RACING LINES
Damien Smith
Piastri came awfully close to hitting Norris as they fought for first
And breathe. Formula 1’s hard-travelled teams and drivers take a well-earned break this month before the season resumes at the Dutch Grand Prix on 31 August, the start of a 10-race run to Abu Dhabi on 7 December. It has been utterly absorbing so far, thanks to the all-McLaren battle for the championship between Oscar Piastri and Lando Norris – two beautifully matched but entirely contrasting racing drivers revelling in squeezing every drop from the best car on the grid.

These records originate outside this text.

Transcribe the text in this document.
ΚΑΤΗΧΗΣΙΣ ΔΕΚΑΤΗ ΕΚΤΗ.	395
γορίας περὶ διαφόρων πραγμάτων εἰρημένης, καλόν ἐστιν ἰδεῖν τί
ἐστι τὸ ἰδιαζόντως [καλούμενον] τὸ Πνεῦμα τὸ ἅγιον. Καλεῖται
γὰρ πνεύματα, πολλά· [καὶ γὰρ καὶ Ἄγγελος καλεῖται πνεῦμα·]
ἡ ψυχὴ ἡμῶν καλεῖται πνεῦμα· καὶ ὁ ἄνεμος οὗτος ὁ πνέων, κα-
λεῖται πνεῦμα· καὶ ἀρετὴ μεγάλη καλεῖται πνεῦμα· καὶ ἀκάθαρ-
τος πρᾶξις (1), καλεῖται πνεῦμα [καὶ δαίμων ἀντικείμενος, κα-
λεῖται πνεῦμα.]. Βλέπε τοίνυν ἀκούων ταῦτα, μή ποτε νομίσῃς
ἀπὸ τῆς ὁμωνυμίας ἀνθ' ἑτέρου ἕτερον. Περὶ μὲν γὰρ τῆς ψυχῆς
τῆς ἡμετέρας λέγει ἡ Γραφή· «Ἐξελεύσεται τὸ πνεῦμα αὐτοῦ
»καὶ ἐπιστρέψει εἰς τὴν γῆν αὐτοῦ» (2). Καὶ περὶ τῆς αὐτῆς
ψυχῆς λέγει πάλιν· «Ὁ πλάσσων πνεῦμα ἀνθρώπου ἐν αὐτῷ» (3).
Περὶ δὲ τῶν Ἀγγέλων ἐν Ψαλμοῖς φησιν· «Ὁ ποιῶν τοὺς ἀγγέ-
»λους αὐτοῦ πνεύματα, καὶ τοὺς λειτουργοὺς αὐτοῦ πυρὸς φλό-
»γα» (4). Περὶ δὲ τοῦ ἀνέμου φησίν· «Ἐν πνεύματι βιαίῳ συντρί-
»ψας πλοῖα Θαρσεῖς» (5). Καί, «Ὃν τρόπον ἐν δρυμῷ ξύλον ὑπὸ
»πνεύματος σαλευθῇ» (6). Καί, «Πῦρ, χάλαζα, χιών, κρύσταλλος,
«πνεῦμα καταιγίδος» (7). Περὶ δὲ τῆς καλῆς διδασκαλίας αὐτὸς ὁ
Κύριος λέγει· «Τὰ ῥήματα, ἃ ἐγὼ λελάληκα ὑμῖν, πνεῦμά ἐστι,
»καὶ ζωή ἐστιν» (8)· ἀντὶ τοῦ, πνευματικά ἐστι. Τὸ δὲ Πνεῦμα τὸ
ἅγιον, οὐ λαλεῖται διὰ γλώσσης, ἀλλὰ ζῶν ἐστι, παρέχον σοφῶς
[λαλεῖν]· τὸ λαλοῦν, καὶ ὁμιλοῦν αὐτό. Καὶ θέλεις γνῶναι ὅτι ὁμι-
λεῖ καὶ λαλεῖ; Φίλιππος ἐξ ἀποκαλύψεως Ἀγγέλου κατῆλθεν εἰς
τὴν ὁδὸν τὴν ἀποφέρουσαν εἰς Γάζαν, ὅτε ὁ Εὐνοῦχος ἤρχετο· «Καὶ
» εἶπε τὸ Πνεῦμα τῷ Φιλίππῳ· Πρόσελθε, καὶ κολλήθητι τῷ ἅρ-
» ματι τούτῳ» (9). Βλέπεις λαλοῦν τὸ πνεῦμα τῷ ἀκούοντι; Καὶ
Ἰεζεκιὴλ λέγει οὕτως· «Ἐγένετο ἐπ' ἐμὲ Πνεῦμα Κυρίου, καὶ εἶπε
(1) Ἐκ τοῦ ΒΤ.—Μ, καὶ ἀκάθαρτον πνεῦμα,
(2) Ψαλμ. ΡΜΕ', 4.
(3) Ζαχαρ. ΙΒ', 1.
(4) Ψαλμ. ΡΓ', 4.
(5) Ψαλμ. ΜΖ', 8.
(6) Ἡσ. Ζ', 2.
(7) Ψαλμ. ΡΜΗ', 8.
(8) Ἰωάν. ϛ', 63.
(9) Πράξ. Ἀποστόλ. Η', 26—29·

Just nine points separate them after July’s Spa-Francorchamps and Hungaroring doubleheader. Piastri won in Belgium and should have done so in Hungary too, only for a nothing-to-lose single pit-stop strategy to elevate Norris to an unlikely victory. Outqualified by both Piastri and Ferrari’s Charles Leclerc on pole, Norris dropped a couple more places on the opening lap. Strangely, it was the making of his Sunday afternoon, forcing McLaren into an unfancied tyre strategy that ended up working a treat. Stopping just once vaulted Norris into the lead, and in lower than usual temperatures on a track where overtaking is notoriously difficult, his hard-compound Pirellis had the life to survive a mammoth 39-lap final stint. F1, predictable? Not really.